Cabbage, Potato, and Chicken Stew
14 ingredients
20 steps
Ingredients
- 1 medium-size onion
- 1 tablespoon olive or vegetable oil
- 4 medium-size carrots or parsnips
- 1/2 small head green cabbage
- 4 medium-size new red potatoes
- 1 can (14 1/2 ounces) stewed tomatoes
- 2 cups water
- 6 cloves garlic
- Salt
- 1 teaspoon sugar
- 4 to 8 chicken thighs
- 1/4 cup fresh dill or parsley leaves (optional)

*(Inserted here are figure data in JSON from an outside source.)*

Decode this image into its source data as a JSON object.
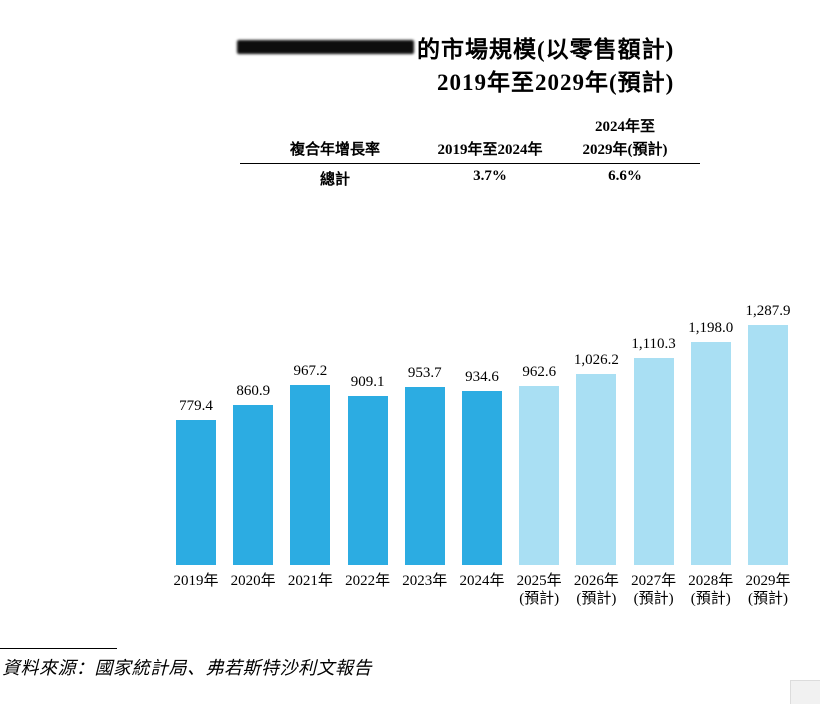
{
  "title": {
    "line1": "的市場規模(以零售額計)",
    "line2": "2019年至2029年(預計)"
  },
  "cagr_table": {
    "col1_header": "複合年增長率",
    "col2_header": "2019年至2024年",
    "col3_header_line1": "2024年至",
    "col3_header_line2": "2029年(預計)",
    "rows": [
      {
        "label": "總計",
        "cagr_2019_2024": "3.7%",
        "cagr_2024_2029": "6.6%"
      }
    ]
  },
  "chart_data": {
    "type": "bar",
    "title": "的市場規模(以零售額計)",
    "subtitle": "2019年至2029年(預計)",
    "categories": [
      "2019年",
      "2020年",
      "2021年",
      "2022年",
      "2023年",
      "2024年",
      "2025年",
      "2026年",
      "2027年",
      "2028年",
      "2029年"
    ],
    "category_notes": [
      "",
      "",
      "",
      "",
      "",
      "",
      "(預計)",
      "(預計)",
      "(預計)",
      "(預計)",
      "(預計)"
    ],
    "values": [
      779.4,
      860.9,
      967.2,
      909.1,
      953.7,
      934.6,
      962.6,
      1026.2,
      1110.3,
      1198.0,
      1287.9
    ],
    "value_labels": [
      "779.4",
      "860.9",
      "967.2",
      "909.1",
      "953.7",
      "934.6",
      "962.6",
      "1,026.2",
      "1,110.3",
      "1,198.0",
      "1,287.9"
    ],
    "colors": {
      "actual_bar": "#2CACE2",
      "forecast_bar": "#A9DFF3"
    },
    "forecast_start_index": 6,
    "ylim": [
      0,
      1400
    ],
    "grid": false,
    "legend": false
  },
  "source": {
    "text": "資料來源：國家統計局、弗若斯特沙利文報告"
  }
}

- 2 tablespoons lemon juice
- Freshly ground black pepper
Directions
-
1Finely chop the onion.
-
2Heat the oil in your pressure cooker over medium-high heat until very hot.
-
3Add the onion and stir it around until it is coated with the oil.
-
4Reduce the heat to low and saute gently, stirring every now and then, until softened, 5 to 10 minutes.
-
5Meanwhile peel and slice the carrots or parsnips 1/2 inch thick.
-
6Finely shred the cabbage.
-
7Scrub and quarter the potatoes.
-
8Add these vegetables to the pot along with the stewed tomatoes and water.
-
9Bring the liquid to a simmer over high heat.
-
10Peel the garlic but leave it whole.
-
11Add the garlic, 1 teaspoon salt and sugar (omit the sugar if youre using parsnips).
-
12Remove as much of the skin and fat from the chicken as possible and add the pieces to the pot.
-
13Cover the pressure cooker, lock the lid, and bring to full pressure over medium-high heat.
-
14Cook at full pressure for 12 minutes.
-
15Meanwhile mince or, easier yet, finely snip the dill, if using, with scissors.
-
16Cool the pressure cooker under cold running water until the pressure is normal.
-
17Release the pressure and unlock the cooker, averting your face as you do so to prevent a steam burn.
-
18Add the lemon juice and dill to the pot, stir, and season to taste with salt and pepper.
-
19Variation
-
20Substitute an additional 12 pound carrots or parsnips for the cabbage.